Williamsport engineer-in-training visited by state investigator

Mark Benner, the city engineer-in-training who is paid an annual salary of $61,000, was away on state National Guard duty Friday when an investigator came to his office at the city streets and parks department.

The investigator was with the state Department of State’s Bureau of Enforcement and Investigation and wanted to speak with Benner, according to Adam Winder, department general manager.

The investigator was told Benner was away in the military. The agent said he would return to speak with Benner next week. He said the investigation was “nothing to be concerned about,” Winder said.

“I don’t know what you are talking about,” Mayor Gabriel J. Campana said.

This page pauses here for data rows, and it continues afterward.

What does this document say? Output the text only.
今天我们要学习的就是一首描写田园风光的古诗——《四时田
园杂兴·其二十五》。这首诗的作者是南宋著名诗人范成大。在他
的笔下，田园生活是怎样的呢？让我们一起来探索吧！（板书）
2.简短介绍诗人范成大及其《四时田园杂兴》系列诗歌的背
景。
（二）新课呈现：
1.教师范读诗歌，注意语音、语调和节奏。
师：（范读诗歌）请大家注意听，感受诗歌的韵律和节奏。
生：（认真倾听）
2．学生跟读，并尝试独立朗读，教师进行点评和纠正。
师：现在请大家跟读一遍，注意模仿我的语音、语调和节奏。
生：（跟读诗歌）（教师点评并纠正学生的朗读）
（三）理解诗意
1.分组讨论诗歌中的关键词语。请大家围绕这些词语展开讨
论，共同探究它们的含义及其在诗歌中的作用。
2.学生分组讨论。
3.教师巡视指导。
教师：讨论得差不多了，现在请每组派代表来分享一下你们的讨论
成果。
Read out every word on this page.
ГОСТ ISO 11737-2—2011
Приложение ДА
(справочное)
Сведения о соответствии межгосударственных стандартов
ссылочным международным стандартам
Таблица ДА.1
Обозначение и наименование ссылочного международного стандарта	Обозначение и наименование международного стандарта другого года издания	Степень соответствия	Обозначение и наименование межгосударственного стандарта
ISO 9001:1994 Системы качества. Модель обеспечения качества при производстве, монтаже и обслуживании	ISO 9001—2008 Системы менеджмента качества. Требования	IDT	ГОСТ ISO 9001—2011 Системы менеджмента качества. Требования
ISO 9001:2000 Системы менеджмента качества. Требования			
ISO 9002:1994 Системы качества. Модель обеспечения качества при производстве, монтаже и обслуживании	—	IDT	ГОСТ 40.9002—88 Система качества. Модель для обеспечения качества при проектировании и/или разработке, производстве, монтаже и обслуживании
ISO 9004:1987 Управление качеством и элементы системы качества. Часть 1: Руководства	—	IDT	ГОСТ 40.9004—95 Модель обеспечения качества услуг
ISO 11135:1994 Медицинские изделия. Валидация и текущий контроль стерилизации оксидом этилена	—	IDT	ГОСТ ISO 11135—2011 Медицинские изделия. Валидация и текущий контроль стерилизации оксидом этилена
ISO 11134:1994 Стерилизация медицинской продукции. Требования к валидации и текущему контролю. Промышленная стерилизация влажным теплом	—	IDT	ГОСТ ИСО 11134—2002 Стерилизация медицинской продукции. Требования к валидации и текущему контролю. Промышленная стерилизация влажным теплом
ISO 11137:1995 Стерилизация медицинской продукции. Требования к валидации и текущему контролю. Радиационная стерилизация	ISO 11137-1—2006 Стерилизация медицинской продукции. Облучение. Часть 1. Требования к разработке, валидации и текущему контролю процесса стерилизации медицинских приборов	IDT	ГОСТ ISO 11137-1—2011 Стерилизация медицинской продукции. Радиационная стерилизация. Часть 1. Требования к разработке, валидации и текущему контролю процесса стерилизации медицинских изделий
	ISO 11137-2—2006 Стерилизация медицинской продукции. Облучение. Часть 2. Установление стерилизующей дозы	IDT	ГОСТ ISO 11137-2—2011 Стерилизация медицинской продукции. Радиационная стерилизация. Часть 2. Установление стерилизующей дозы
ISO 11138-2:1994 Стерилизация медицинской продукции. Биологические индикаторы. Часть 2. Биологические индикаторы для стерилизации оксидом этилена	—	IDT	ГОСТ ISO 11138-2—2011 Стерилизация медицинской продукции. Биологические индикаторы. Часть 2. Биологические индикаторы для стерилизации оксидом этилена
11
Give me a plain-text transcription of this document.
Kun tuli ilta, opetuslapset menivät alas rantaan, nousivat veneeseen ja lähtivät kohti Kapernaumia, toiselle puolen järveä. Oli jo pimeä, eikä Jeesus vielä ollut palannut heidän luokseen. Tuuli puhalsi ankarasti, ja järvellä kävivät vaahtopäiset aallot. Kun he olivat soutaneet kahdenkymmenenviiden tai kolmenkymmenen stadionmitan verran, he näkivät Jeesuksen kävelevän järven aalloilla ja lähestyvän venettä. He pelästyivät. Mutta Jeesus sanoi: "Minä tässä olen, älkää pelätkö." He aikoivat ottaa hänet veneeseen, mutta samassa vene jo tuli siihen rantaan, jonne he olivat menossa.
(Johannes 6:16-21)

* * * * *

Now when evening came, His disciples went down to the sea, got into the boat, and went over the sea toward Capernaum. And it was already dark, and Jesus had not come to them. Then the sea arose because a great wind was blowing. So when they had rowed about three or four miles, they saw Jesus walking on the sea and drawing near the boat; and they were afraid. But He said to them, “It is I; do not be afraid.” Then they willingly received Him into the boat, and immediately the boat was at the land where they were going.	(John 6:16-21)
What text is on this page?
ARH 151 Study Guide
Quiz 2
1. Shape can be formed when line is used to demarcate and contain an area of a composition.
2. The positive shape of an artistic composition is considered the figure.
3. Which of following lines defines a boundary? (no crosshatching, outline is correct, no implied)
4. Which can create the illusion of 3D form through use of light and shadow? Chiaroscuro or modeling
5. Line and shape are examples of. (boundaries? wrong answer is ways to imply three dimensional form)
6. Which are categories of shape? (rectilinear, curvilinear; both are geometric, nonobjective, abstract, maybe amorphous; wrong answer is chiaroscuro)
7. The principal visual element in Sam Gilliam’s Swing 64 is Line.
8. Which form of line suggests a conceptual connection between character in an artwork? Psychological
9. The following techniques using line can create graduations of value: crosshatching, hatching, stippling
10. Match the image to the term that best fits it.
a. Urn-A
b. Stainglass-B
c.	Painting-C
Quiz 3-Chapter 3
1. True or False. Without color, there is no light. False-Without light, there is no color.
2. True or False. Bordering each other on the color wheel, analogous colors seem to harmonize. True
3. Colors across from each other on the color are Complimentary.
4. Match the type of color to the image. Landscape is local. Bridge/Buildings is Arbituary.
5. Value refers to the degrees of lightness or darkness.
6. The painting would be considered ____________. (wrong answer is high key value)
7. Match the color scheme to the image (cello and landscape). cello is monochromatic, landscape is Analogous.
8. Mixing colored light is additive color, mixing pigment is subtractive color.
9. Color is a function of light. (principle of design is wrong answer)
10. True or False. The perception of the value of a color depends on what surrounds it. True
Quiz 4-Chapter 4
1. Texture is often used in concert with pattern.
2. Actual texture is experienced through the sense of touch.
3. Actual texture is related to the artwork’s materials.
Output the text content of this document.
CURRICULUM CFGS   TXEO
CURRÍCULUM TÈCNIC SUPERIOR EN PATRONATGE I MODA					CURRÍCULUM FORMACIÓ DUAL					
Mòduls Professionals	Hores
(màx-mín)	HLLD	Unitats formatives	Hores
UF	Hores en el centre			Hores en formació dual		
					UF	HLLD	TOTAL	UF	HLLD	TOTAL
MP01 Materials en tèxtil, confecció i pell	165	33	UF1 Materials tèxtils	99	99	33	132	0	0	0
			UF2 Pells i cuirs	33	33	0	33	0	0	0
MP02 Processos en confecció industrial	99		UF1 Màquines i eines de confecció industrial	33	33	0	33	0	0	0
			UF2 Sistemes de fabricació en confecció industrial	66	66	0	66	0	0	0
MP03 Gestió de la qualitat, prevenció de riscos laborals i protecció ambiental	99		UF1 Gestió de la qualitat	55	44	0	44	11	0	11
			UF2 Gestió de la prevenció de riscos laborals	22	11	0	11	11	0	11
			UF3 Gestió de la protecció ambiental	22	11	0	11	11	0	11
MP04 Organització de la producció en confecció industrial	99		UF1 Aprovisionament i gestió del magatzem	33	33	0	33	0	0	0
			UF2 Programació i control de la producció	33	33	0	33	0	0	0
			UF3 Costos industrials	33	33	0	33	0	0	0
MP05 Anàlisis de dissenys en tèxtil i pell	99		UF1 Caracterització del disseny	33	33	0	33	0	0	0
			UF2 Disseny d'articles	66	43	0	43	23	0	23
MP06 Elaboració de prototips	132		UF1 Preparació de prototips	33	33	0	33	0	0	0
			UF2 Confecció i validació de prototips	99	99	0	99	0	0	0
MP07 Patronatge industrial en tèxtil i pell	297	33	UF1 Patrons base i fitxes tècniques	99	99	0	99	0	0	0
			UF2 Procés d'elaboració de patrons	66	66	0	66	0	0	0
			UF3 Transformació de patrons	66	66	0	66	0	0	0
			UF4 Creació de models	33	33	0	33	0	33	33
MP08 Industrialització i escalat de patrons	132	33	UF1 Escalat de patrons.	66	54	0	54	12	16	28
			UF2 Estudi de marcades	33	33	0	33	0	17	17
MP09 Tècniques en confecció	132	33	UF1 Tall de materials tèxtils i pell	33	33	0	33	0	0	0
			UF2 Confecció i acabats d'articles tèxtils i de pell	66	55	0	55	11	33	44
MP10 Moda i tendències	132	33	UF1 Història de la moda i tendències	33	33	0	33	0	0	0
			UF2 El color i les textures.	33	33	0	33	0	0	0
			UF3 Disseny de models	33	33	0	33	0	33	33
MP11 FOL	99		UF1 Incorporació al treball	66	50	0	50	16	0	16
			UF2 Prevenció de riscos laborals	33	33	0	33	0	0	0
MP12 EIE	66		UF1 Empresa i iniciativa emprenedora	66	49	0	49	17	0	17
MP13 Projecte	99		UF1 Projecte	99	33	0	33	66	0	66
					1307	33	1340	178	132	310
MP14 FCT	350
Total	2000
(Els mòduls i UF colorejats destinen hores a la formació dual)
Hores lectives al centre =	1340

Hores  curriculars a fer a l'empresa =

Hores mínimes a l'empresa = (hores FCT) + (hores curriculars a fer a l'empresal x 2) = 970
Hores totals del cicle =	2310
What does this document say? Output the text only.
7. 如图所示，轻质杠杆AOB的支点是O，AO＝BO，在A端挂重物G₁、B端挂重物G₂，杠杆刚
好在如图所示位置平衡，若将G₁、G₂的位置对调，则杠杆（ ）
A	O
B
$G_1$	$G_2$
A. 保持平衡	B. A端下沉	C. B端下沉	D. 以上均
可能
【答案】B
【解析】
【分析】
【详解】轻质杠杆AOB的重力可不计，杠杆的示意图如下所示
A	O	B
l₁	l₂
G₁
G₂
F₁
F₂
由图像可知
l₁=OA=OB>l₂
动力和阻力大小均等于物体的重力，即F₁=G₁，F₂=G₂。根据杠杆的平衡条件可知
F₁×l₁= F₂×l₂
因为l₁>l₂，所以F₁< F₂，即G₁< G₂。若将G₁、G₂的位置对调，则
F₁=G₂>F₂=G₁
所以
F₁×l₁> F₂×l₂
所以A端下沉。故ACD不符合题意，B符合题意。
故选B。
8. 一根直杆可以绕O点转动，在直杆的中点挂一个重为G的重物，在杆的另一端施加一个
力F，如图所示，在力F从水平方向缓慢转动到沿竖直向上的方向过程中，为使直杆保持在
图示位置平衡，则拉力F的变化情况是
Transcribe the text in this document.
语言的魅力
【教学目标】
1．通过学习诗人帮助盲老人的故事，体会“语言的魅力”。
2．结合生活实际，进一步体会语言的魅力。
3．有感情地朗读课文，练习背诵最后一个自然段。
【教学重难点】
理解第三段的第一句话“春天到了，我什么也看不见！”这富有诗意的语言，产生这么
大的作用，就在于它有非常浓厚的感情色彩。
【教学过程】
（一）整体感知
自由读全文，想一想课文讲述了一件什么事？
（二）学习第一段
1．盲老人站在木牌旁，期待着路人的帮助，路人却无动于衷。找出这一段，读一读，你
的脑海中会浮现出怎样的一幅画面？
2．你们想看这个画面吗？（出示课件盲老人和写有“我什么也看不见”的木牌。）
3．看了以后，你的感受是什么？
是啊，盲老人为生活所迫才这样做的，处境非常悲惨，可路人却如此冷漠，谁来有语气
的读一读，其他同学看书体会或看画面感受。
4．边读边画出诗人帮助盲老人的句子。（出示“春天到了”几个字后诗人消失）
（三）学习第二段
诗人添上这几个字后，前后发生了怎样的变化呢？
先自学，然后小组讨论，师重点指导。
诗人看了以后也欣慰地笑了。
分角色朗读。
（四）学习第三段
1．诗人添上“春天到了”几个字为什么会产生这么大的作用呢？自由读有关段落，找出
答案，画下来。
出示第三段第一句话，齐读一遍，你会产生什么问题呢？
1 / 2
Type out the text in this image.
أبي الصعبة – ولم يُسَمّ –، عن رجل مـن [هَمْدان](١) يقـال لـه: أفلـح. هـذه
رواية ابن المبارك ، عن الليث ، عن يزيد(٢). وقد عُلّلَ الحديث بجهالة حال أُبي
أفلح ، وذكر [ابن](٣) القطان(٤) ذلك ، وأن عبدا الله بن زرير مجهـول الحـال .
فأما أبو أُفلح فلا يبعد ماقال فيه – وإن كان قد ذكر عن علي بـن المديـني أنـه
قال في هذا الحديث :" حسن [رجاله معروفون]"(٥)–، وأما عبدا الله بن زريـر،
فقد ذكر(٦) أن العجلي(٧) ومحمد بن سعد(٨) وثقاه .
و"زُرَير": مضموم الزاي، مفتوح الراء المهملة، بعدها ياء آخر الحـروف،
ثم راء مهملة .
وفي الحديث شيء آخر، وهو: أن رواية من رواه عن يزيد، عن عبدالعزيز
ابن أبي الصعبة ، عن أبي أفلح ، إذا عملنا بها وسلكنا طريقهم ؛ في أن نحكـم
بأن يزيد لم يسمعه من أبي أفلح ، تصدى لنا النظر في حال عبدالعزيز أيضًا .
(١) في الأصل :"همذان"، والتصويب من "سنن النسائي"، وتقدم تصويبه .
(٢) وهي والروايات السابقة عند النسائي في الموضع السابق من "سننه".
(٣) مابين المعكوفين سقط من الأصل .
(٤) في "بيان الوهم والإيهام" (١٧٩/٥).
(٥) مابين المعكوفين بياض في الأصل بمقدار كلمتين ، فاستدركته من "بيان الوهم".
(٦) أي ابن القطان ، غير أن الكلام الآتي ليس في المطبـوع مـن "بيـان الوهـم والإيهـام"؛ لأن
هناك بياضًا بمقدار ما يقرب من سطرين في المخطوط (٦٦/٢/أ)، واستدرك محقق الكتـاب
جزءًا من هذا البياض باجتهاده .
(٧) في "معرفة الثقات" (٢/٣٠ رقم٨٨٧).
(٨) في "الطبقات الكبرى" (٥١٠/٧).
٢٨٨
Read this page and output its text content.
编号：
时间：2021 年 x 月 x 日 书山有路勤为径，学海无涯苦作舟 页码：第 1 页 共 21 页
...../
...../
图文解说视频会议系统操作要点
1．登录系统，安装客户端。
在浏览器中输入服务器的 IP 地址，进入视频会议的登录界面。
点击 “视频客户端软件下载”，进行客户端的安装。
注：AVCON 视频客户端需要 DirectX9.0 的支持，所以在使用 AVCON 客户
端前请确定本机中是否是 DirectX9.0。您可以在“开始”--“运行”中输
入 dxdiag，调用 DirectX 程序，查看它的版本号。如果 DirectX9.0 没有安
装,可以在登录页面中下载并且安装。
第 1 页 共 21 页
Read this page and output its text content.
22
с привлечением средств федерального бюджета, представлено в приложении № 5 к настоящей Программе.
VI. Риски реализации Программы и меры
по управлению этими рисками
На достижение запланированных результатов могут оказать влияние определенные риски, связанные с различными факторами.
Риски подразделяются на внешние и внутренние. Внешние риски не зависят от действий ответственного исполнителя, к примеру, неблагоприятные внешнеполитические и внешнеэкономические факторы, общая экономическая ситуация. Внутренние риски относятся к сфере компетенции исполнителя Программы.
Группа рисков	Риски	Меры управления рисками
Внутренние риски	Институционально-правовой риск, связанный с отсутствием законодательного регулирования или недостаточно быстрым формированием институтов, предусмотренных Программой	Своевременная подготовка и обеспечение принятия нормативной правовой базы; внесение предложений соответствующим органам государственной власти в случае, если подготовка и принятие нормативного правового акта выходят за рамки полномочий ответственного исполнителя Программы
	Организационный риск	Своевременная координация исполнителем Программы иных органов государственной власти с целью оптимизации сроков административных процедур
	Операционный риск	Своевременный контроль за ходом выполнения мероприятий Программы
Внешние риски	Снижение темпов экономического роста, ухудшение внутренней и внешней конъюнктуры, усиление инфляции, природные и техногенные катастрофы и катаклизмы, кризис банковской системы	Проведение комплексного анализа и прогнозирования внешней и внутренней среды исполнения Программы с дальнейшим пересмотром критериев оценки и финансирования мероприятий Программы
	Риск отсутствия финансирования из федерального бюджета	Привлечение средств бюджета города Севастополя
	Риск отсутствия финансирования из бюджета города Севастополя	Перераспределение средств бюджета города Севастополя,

The Department of State investigates professional engineer licensing, according to a department spokeswoman reached Friday at the Harrisburg bureau.

Benner has a deadline of five years to obtain a professional engineering license, according to a former city engineer speaking about the requirement.

He joined as engineer-in-training on May 24. Engineers-in-training also must work and provide proof of tutelage under a professional engineer for five years, according to a retired city engineer who asked to remain anonymous.

The mayor was upset by the state agency probing his choice for engineer.

“Why is it (the investigation) happening prior to the general election vote and not mentioned when a prior engineer trainee had the same schooling?” Campana asked.

“Why wasn’t the question brought up two years ago when we had another engineer-in-training with the same training and not as much experience?” he asked.

The mayor made a unilateral decision to hire Benner and didn’t keep City Council informed of the decision.

Council had concerns because Benner was not a professional engineer and it might cost more to bring in a professional to sign-off and work on critical projects.

As a former employee, Benner was banned for a year from working on, or helping to decide on, any state Department of Transportation projects. Benner worked for 29 years at the department and is bound ethically not to work with PennDOT for 365 days. He joined in June.

Retired city engineer John Grado has worked part time — roughly a day a week — with Benner.

James Campbell, an engineer with Rettew, also has worked, in part, with Benner.

To obtain the engineering degree, trainees must work a certain amount of hours under a professional engineer and obtain 24 school credits every two years to renew the license application.

Grado worked for PennDOT for five years while he was an engineer-in-training. He then took a second part of the examination while working for the city, according to a city employee.

Benner might be getting informed about the requirements he must provide the department as he pursues his engineering license, a city employee said.